О науке он всегда отзывался с большим уважением и любовью, и у нас начинался упоительный разговор о звездах и планетах, о море и солнце, о жаркой стороне, полной сказочных чудес, о жителях луны, о человеческой душе, и мой отец давал волю своей пылкой фантазии. Он умел рассказывать с мельчайшими подробностями о том, чего сам никогда не видал. С луны и звезд мы опять спускались на землю, но не к нашей печальной жизни, не в тесные каморки и бедные хижины, хорошо знакомые нам, а в роскошные дворцы и пышные залы, к богатым и счастливым. Отец водил мою жадную мысль по бесчисленным сказочным залам, без конца отворяя предо мной все новые и новые двери с яшмовыми рукоятками, с зеркальными стеклами, с дивными зверями у мраморных ступенек крыльца… Наконец, он описывал мне жизнь царя с таким обилием подробностей и с таким видом, как будто сам был развенчанным царем. Он описывал царское белье, царское кушанье, весь день царя, его занятия и, наконец, спальню с балдахином из бархата и острым мечом, который висит на тонкой ниточке над головой царя…
Грустная действительность нашей жизни была слишком неприглядна, чтоб ею интересоваться, и, два мечтателя, мы больше интересовались мечтами. Рассказы отца отвечали в моей душе подвигам Бовы и Еруслана и уносили ее в мир героизма и рыцарства.

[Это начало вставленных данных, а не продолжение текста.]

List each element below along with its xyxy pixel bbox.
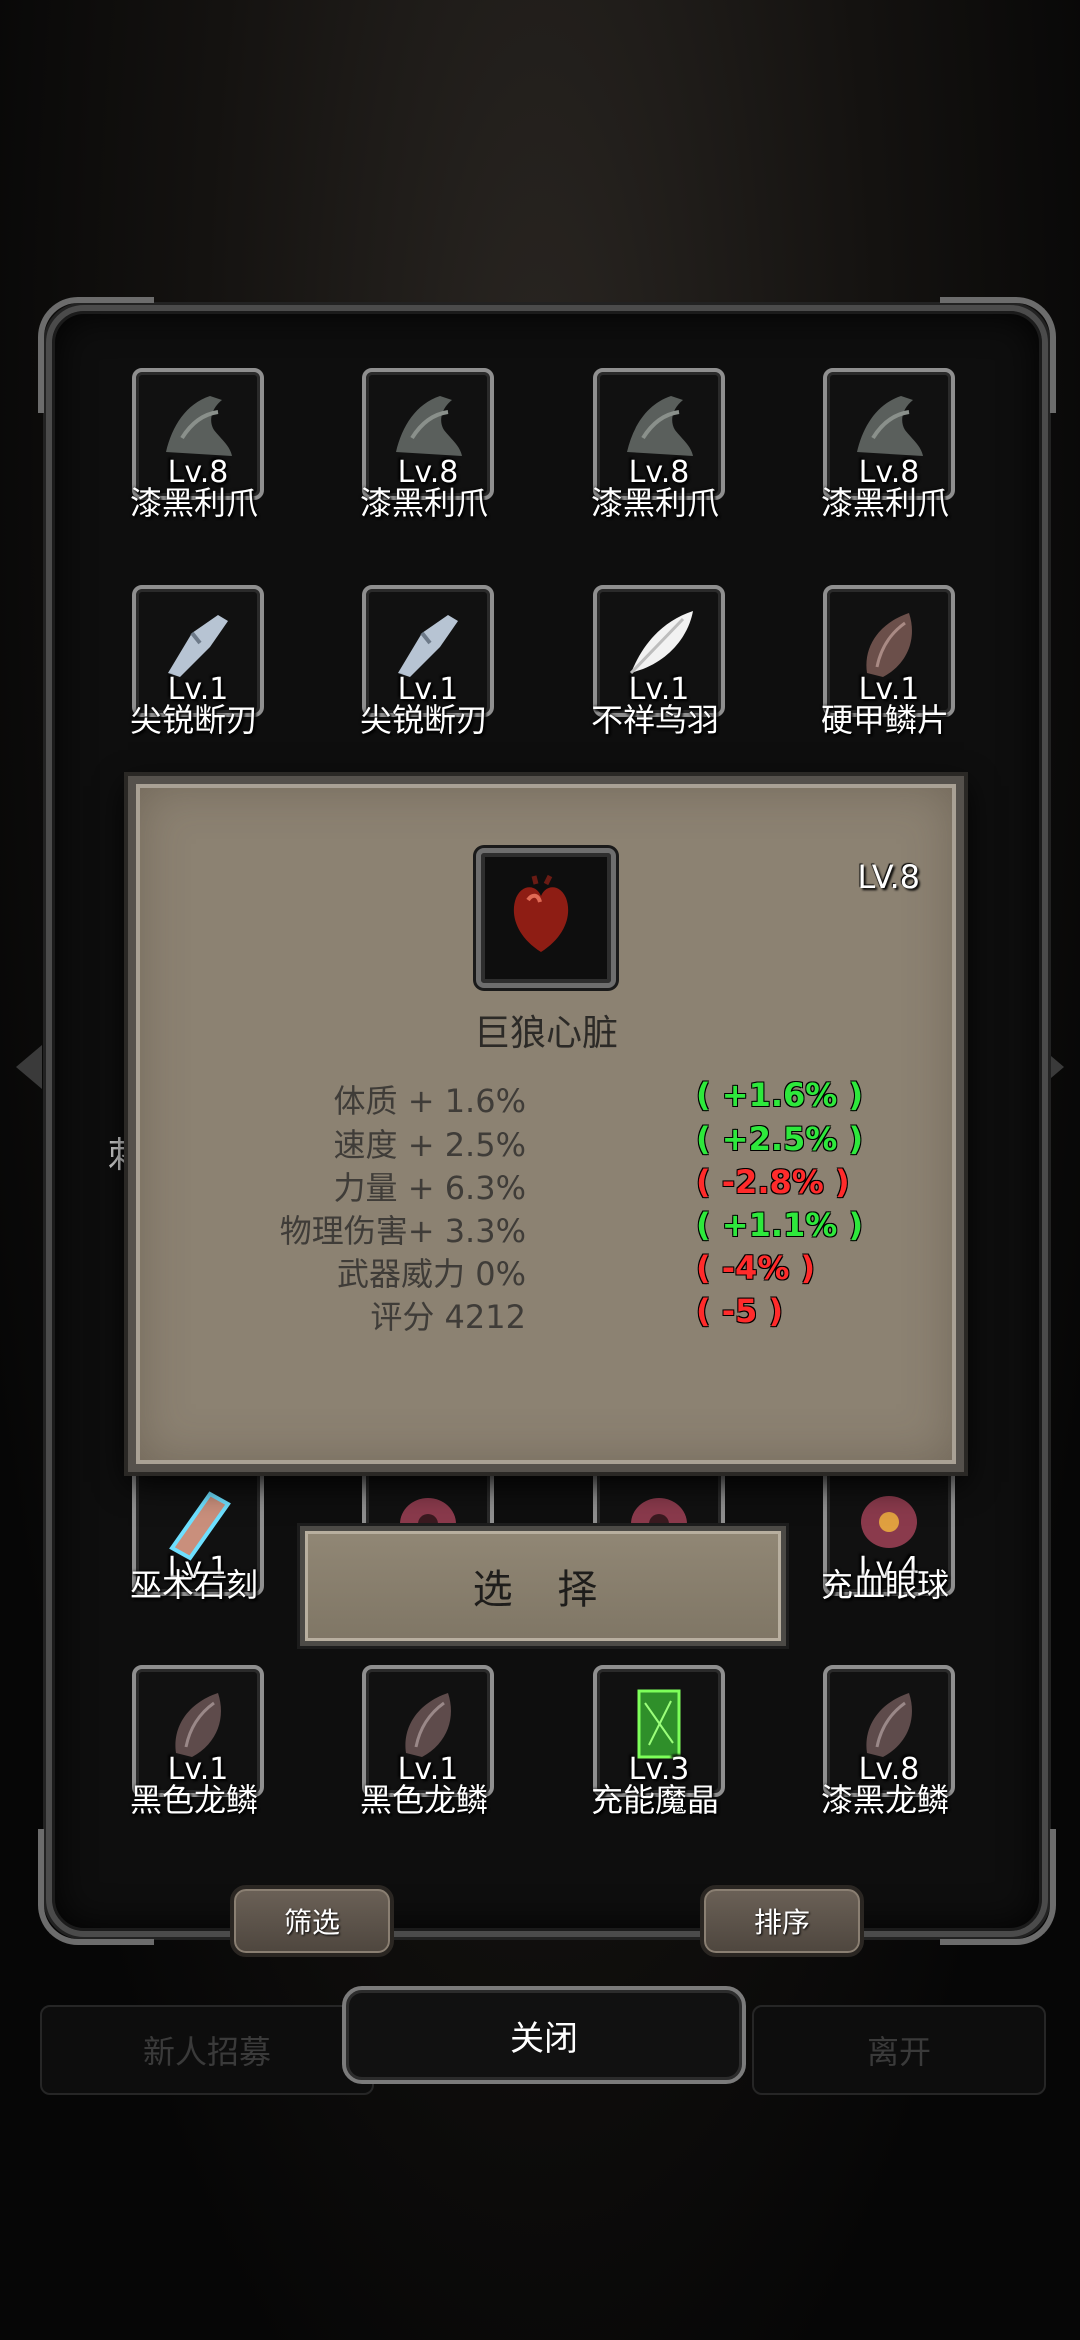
broken-blade-icon xyxy=(398,615,458,677)
item-name: 漆黑利爪 xyxy=(129,484,258,522)
item-name: 漆黑利爪 xyxy=(590,484,719,522)
feather-icon xyxy=(629,611,693,675)
item-detail-icon-frame xyxy=(476,848,616,988)
frame-ornament xyxy=(940,1829,1056,1945)
dragon-scale-icon xyxy=(866,1693,912,1757)
heart-icon xyxy=(513,874,569,952)
item-name: 不祥鸟羽 xyxy=(590,701,719,739)
close-button[interactable]: 关闭 xyxy=(342,1986,746,2084)
stat-delta: ( -2.8% ) xyxy=(696,1163,850,1201)
item-name: 尖锐断刃 xyxy=(129,701,258,739)
rune-stone-icon xyxy=(169,1491,231,1561)
item-detail-popup: LV.8 巨狼心脏 体质 + 1.6% ( +1.6% ) 速度 + 2.5% … xyxy=(128,776,964,1472)
eyeball-icon xyxy=(861,1496,917,1548)
stat-delta: ( -4% ) xyxy=(696,1249,816,1287)
item-name: 漆黑龙鳞 xyxy=(820,1781,949,1819)
claw-icon xyxy=(627,396,693,456)
item-name: 充血眼球 xyxy=(820,1566,949,1604)
frame-ornament xyxy=(940,297,1056,413)
scale-icon xyxy=(866,613,912,677)
stat-label: 速度 + 2.5% xyxy=(333,1126,526,1164)
stat-label: 物理伤害+ 3.3% xyxy=(279,1212,526,1250)
stat-label: 评分 4212 xyxy=(370,1298,526,1336)
item-name: 漆黑利爪 xyxy=(359,484,488,522)
claw-icon xyxy=(166,396,232,456)
item-name: 尖锐断刃 xyxy=(359,701,488,739)
item-detail-level: LV.8 xyxy=(857,858,920,896)
dragon-scale-icon xyxy=(175,1693,221,1757)
magic-crystal-icon xyxy=(637,1689,681,1759)
select-button[interactable]: 选 择 xyxy=(300,1526,786,1646)
recruit-button-background: 新人招募 xyxy=(40,2005,374,2095)
item-name: 充能魔晶 xyxy=(590,1781,719,1819)
item-name: 黑色龙鳞 xyxy=(359,1781,488,1819)
previous-arrow-icon[interactable] xyxy=(16,1045,42,1089)
item-name: 漆黑利爪 xyxy=(820,484,949,522)
item-name: 硬甲鳞片 xyxy=(820,701,949,739)
stat-label: 体质 + 1.6% xyxy=(333,1082,526,1120)
item-detail-name: 巨狼心脏 xyxy=(473,1013,618,1054)
sort-button[interactable]: 排序 xyxy=(700,1885,864,1957)
stat-delta: ( +1.1% ) xyxy=(696,1206,864,1244)
leave-button-background: 离开 xyxy=(752,2005,1046,2095)
item-name: 黑色龙鳞 xyxy=(129,1781,258,1819)
claw-icon xyxy=(857,396,923,456)
dragon-scale-icon xyxy=(405,1693,451,1757)
claw-icon xyxy=(396,396,462,456)
stat-delta: ( +1.6% ) xyxy=(696,1076,864,1114)
broken-blade-icon xyxy=(168,615,228,677)
filter-button[interactable]: 筛选 xyxy=(230,1885,394,1957)
stat-delta: ( +2.5% ) xyxy=(696,1120,864,1158)
stat-delta: ( -5 ) xyxy=(696,1292,784,1330)
frame-ornament xyxy=(38,1829,154,1945)
stat-label: 力量 + 6.3% xyxy=(333,1169,526,1207)
stat-label: 武器威力 0% xyxy=(337,1255,526,1293)
item-name: 巫术石刻 xyxy=(129,1566,258,1604)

Потом мы начинали играть перед пароходной публикой. Нас плотным кольцом окружала разношерстная, любопытная толпа, разглядывая нас и наши гусли. А отец начинал «Песню про Стеньку Разина»:
Из-за острова на стрежень,
На простор речной волны
Выбегают расписные,
Острогрудые челны!..
Мотив песни был самый разбойнический, размашистый, и отец пел ее сильным голосом, вольно и широко…
А струны журчали, словно весла всплескивали, песня мчалась мерными взмахами, и выходило похоже на то, что «острогрудые челны» разрезают звонкую волну и длинные весла на солнце блестят…
На переднем Стенька Разин,
Обнявшись с своей княжной,
Свадьбу новую справляет
И веселый и хмельной…
Мне представлялась целая стая лодок, «разубранных коврами», отчаянные лица разбойников и среди них Разин, говорящий с Волгой.
Эх ты, Волга, мать родная,
Волга, вольная река!..
гремит сильный голос отца, а мне кажется, что это голос Разина.
Толпа вдруг увеличивается, все ждут, чем кончится песня, а отец пропоет куплет и помолчит немного, только струны журчат и звуки бегут, и мчатся легкие челны.
Мощным взмахом поднимает
Он персидскую княжну
И за борт челна бросает!
Резко обрывается песня: словно «ахнули» все, словно бросили весла… И опять повторяются последние слова, но уже нежно, жалобно и медленно, словно душа расстается с телом, и тихо плачут волны, принимая драгоценный подарок:
И за борт челна бросает…
В набежавшую волну…
И в душе у Разина, в темной ее глубине, тоже что-то плачет о любви, вырванной с кровью из сердца. Но тотчас же начинается прежний размах, и отец, тряхнув кудрями, поет, как настоящий разбойник;.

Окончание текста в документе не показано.